The diagram above shows each nucleotide tagged with a longer oligo which goes down the pore. When the tags sit in the pore they block the flow of ionic current through the pore. While in the diagram above I show polyN tags, Genia have selected tags to give a good spread of current blockages (and have included modified bases in the tags). Uses oligo tags has two benefits over competing systems. Firstly, each tag is providing a signal from a single base. In some competing nanopore systems multiple template bases are in the pore at the same time. This means that more than one base effects the readout. This results in a convoluted signal from which it can be difficult to extract the original template sequence [1]. The second advantage is that you can optimise the spread of the tags so that each tag and be easily differentiated.

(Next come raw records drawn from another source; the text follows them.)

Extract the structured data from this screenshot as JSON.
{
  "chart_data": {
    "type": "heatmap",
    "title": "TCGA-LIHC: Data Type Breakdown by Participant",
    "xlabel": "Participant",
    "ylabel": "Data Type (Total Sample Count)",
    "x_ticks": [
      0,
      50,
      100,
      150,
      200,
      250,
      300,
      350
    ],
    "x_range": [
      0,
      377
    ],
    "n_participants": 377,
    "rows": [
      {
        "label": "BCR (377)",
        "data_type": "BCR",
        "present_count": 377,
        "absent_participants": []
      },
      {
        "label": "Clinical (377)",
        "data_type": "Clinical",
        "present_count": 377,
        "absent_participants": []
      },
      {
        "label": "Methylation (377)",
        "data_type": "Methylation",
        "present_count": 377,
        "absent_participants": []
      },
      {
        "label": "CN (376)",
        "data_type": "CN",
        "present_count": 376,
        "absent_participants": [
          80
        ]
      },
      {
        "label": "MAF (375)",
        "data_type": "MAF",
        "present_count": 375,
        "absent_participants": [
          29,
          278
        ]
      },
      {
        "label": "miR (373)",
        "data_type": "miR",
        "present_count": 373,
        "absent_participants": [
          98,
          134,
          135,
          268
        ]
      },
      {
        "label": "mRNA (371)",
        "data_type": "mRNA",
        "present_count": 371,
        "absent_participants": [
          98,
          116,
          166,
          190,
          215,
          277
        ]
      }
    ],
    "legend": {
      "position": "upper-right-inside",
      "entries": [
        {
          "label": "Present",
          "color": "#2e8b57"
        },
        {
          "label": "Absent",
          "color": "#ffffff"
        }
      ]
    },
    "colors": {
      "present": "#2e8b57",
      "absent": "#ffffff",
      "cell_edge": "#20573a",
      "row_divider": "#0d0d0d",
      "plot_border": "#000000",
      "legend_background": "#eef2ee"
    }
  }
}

There seems to be one other trick in the system described with this sentence “The applied voltage is adjusted to ensure that, in a majority of cases, one and only one pore is inserted into the membranes of each well. “. My understanding was that the number of pores in each membrane is poisson limited (see new post on this). But if they’re able to control the pore insertion with an applied voltage that’s pretty neat (perhaps someone who understands this can comment). The paper discusses a 264 pore chip, which stuck me as odd as I believe they’re talked about chips with many more pores.



The first dataset is shown to the right. This is the dataset that contains no homopolymers runs. To my mind it’s the most convincing dataset in the paper. Raw data for this plot isn’t available (why is that still ok in 2016?). So we’re forced to draw our conclusions from eyeballing the data, and their analysis.

The data however looks quite clean, I’d assume this is the best data they’ve seen on the chip, and it’s a shame their aren’t more examples of this read. The base dwells seem to be all over the place, and I’d assume, much like other nanopore systems, they are exponentially distributed.

The second dataset describes their experiments optimising the system for homopolymer detection. I find this less convincing. It’s a short run, and it’s hard to tell how much longer the ‘T’ calls are than the noise spikes that appear to be at almost the same level. The following statement also gives me some concern:

“Base calling was carried out by manual inspection of the current level of each deflection, ignoring ones with dwell times less than 10 ms.”

I guess this is effectively thresholding the data, but in that case why not say that? Regardless the fact that an automated base caller wasn’t used most likely means that datasets are very small at the moment.

Overall this is interesting progress and represents a solid milestone in their development. It’s not clear that this actually represents the state of the art Genia system. It may be that this is an older platform and doesn’t reflect the current system, as the low pore count might indicate. However, it’s common for every vendor to say this when a new paper is released, and it’s difficult to discern the truth without further disclosures.


[1] In the pore used here this is particular important. You have about 15 picoamps between the maximal and minimal blockage. This isn’t a huge amount of signal. Before even considering thermal noise, if we were to sample at 1MHz 1 picoamp would be 8 electrons per timestep. As a colleague used to say… so few electrons that you could name them.

Disclosure/Disclaimer: I have worked and continue to work in the DNA sequencing industry. I own stock in DNA sequencing companies. While I have tried to be unbiased this represents my opinion and speculation only. I recommend reading the publicly available paper for yourself.